In its 33rd Report, HRW monitored the state of human rights in 2022 in 100 countries, including three from the Western Balkans – Bosnia and Herzegovina, Kosovo and Serbia.
According to the Report, the state of human rights in the region is still marked by slow prosecution of war crimes, poor attitude towards the rights of minorities, women and the LGBT community, and weak media freedoms.
In the part of the Report on BiH, HRW stated that the authorities failed to prioritize the issue of human rights during the past year. Discrimination against minorities is noted, which is still present. HRW added that the processing of war crimes is still slow.
The Report underlined the lack of progress in the rule of law and electoral reform in BiH.
„After polls closed on election day, 2 October, the OHR imposed further election changes, provoking widespread criticism, including the timing. The measures fail to address long-standing political discrimination against Jews, Roma, and other minorities who are barred from standing for the Presidency, notwithstanding the modest increase in the number of seats for such minorities in the upper house of the Federation Parliament“, HRW stated.
The Report recalled that the Organization for Security and Co-operation in Europe (OSCE) recorded 91 hate crimes based on ethnicity or religion between January and June, four involving physical violence. They added that at the time of writing, 13 hate crime trials were ongoing, and one person was convicted in 2022.
In the part of the Report about Kosovo, HRW stated that there was slow progress on accountability for wartime abuses. It is said that four war crimes were pending before the Hague-based international Specialist Chambers for Kosovo against eight former members of the Kosovo Liberation Army (KLA), including former Kosovo President Hashim Thaci.
The Report recalled that tensions in Kosovo flared after local authorities ordered that ethnic Serbs in the north may not enter Kosovo with Serbian-issued iDs or licence plates.
„Ethnic Serbs raised barricades close to the border in protest, and Kosovo authorities kept border crossings closed until barricades were lifted“, the Report said. HRW stated that journalists continued to face attacks, harassment, and threats with a poor state response.
The problem of domestic violence stands out as an example of human rights violation in Kosovo. According to the Report, victims encounter obstacles and do not receive adequate protection. The Report pointed out the failure of judges to issue restraining orders for abusers to approach victims.
Regarding the state of human rights in Serbia, Report concludes that independent journalists continued to face intimidation, threats and violence. At the same time, war crimes prosecutions remained slow, inefficient, and marred by delays. The Report underlined that the position of the LGBT community is still inadequate.

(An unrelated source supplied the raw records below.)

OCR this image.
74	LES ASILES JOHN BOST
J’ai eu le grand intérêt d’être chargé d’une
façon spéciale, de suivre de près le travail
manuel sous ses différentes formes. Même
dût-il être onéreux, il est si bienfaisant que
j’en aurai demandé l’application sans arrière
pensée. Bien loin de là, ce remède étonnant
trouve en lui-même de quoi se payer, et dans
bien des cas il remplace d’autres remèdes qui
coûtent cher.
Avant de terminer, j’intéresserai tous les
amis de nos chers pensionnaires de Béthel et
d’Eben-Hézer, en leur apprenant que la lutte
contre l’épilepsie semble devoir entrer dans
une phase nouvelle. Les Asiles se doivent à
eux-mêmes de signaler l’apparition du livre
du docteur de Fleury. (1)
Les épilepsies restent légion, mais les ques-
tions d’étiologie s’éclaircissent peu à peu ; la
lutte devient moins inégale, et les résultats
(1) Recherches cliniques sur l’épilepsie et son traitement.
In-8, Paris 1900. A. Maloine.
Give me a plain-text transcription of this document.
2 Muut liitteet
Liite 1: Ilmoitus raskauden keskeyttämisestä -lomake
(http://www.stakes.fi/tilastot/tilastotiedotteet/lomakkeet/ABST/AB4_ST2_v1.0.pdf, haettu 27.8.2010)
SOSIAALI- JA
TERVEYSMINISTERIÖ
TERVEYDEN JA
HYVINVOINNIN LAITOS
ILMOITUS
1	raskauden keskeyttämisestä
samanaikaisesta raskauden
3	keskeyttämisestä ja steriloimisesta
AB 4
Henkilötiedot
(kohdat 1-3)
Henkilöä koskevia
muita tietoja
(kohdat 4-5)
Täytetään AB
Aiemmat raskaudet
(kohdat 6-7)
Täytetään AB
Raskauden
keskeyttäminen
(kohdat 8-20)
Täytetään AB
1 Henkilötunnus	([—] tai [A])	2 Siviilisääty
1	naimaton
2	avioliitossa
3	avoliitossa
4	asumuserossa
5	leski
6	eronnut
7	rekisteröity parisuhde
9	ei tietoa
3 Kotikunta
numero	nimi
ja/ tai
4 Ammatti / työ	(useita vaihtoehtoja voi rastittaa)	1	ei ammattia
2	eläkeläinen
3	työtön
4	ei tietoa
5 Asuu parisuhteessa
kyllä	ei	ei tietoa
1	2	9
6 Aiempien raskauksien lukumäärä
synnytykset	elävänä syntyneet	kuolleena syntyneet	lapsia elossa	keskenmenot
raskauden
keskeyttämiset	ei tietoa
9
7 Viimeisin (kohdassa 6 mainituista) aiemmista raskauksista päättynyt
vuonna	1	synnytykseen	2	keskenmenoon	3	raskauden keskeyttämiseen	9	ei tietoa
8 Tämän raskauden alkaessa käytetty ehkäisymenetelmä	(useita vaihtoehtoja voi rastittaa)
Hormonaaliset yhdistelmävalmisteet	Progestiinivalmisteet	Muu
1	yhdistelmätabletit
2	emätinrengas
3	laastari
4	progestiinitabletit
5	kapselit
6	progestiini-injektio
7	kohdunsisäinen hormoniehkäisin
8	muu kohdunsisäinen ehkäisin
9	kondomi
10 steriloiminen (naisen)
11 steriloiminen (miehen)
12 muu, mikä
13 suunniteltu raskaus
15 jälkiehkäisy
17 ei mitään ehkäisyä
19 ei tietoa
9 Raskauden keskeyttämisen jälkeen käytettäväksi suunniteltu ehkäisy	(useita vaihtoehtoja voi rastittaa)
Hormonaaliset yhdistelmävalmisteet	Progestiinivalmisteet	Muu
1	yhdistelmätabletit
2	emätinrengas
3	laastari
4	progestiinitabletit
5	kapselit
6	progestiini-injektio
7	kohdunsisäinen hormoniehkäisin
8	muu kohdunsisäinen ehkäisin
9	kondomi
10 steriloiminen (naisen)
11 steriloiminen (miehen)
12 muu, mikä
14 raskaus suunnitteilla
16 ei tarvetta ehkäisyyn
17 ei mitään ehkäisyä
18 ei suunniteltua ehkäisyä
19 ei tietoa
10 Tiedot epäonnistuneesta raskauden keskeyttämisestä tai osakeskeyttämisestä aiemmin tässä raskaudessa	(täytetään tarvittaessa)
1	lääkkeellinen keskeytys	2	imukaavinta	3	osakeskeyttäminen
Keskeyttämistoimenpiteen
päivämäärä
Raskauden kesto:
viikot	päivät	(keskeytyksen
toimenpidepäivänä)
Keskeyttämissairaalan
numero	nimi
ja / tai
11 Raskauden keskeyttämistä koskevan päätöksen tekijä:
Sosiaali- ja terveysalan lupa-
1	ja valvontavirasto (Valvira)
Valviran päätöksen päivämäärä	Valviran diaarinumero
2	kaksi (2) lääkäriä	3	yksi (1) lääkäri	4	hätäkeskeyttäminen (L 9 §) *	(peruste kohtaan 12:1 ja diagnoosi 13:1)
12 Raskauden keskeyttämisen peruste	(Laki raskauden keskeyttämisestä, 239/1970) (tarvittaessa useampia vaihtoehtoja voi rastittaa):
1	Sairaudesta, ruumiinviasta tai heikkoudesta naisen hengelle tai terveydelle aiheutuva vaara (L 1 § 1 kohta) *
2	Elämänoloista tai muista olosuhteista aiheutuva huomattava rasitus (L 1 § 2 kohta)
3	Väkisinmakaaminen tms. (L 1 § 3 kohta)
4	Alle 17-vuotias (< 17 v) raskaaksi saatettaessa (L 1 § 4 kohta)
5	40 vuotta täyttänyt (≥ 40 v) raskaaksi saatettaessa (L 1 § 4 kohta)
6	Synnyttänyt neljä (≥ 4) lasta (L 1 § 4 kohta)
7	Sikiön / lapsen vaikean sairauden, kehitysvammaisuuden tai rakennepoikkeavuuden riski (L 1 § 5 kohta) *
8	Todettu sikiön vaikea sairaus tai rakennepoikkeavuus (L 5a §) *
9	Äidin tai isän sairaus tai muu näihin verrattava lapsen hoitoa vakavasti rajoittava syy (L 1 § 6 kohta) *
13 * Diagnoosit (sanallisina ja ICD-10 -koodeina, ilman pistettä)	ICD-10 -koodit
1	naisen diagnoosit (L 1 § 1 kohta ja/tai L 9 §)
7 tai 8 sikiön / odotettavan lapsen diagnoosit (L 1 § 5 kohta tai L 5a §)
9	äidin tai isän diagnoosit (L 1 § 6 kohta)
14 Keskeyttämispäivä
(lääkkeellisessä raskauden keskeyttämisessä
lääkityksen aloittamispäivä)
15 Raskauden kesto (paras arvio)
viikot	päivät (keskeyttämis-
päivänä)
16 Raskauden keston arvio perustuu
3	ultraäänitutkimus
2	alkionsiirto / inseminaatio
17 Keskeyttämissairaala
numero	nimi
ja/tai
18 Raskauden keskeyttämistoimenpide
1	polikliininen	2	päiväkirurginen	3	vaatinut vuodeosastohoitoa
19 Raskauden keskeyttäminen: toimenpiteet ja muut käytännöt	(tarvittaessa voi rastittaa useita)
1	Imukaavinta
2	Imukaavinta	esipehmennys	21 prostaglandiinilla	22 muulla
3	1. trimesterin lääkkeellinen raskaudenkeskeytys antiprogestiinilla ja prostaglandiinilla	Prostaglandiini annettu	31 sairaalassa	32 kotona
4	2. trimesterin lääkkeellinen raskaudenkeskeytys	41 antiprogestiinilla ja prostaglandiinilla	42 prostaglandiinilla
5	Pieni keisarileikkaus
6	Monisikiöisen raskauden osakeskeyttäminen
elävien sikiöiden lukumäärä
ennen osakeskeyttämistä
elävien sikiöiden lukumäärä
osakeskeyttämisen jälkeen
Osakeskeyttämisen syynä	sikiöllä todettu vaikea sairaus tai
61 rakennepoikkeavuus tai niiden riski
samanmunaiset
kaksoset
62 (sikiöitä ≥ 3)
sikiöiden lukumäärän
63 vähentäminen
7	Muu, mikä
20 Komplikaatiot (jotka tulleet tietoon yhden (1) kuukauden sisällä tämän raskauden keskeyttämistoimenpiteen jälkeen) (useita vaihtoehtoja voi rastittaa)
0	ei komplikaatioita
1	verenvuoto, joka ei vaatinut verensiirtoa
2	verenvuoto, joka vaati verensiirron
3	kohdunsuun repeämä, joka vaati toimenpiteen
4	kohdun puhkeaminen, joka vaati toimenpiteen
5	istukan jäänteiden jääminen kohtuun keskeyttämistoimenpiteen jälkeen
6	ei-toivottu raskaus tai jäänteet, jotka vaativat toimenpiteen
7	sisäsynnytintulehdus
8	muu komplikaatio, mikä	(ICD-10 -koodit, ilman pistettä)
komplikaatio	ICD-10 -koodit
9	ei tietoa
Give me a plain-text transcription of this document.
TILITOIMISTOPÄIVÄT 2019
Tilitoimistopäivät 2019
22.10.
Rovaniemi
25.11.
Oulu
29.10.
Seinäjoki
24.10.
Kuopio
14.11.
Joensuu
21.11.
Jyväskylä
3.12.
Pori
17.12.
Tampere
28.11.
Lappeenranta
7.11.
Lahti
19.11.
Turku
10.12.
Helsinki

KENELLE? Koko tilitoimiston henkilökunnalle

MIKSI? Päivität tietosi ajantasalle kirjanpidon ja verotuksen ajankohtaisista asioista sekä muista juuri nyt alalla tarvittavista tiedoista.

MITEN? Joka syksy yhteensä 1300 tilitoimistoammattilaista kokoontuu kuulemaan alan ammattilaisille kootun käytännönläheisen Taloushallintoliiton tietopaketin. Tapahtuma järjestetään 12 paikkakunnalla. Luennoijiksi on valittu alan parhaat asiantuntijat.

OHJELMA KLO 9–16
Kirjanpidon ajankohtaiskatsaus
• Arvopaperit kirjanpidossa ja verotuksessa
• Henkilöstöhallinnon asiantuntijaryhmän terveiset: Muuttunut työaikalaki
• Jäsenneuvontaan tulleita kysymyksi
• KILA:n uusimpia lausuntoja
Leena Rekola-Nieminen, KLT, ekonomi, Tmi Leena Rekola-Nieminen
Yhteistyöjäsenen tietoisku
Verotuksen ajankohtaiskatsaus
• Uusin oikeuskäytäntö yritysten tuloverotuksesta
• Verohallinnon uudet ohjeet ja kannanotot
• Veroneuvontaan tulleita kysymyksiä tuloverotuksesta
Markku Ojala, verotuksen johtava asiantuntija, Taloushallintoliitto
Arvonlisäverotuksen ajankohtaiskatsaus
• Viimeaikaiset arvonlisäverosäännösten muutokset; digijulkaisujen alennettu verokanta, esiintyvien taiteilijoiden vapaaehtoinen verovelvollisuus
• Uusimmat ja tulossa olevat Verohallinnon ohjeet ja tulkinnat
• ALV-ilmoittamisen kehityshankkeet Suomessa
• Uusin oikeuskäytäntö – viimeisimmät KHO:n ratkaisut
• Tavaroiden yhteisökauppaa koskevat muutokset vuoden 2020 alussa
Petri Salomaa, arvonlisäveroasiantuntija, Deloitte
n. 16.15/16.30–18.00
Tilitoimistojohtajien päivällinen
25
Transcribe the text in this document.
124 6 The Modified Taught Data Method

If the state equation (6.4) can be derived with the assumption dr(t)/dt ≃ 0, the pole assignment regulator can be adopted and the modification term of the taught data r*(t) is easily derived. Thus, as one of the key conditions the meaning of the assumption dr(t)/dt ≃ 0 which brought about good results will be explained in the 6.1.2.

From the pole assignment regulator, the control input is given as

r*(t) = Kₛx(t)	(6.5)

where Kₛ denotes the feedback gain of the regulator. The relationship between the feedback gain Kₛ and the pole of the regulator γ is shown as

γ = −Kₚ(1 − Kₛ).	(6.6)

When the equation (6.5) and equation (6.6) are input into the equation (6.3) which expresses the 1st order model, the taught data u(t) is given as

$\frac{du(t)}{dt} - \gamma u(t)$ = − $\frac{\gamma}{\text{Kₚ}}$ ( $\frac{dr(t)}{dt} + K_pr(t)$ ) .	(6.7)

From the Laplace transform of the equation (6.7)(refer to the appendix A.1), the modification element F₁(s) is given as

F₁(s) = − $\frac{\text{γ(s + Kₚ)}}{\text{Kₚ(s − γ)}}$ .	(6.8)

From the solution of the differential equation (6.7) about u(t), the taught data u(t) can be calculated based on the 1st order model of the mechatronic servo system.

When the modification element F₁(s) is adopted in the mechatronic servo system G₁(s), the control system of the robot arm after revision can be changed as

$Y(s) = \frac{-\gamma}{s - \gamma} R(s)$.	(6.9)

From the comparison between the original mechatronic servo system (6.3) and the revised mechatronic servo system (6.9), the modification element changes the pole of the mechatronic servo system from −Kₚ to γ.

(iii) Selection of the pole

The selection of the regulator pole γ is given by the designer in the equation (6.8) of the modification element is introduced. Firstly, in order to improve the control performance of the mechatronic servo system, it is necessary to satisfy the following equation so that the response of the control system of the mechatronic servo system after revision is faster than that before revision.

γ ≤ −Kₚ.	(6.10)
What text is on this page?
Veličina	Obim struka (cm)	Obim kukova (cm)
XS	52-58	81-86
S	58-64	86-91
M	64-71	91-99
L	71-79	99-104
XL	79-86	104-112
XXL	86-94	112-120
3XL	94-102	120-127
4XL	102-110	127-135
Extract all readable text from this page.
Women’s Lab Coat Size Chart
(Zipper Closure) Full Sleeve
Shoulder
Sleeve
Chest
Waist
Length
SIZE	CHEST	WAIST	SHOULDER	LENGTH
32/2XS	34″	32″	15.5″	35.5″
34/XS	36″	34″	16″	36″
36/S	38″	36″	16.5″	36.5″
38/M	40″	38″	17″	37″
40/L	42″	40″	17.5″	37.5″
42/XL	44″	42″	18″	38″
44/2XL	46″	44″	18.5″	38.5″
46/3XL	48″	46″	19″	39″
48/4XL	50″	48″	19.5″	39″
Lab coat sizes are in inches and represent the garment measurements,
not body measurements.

„Journalists critical of the government continued to face threats and attacks with inadequate state response. Between January and late August, the Independent Journalists Association of Serbia (NUNS) registered two physical attacks, three attacks on property, and 26 cases of intimidation and threats, including five bomb threats, against journalists and media outlets“, Report stated.
HRW added that pro-government media in Serbia continued smear campaigns against independent journalists and outlets in connection with reporting critical of the government.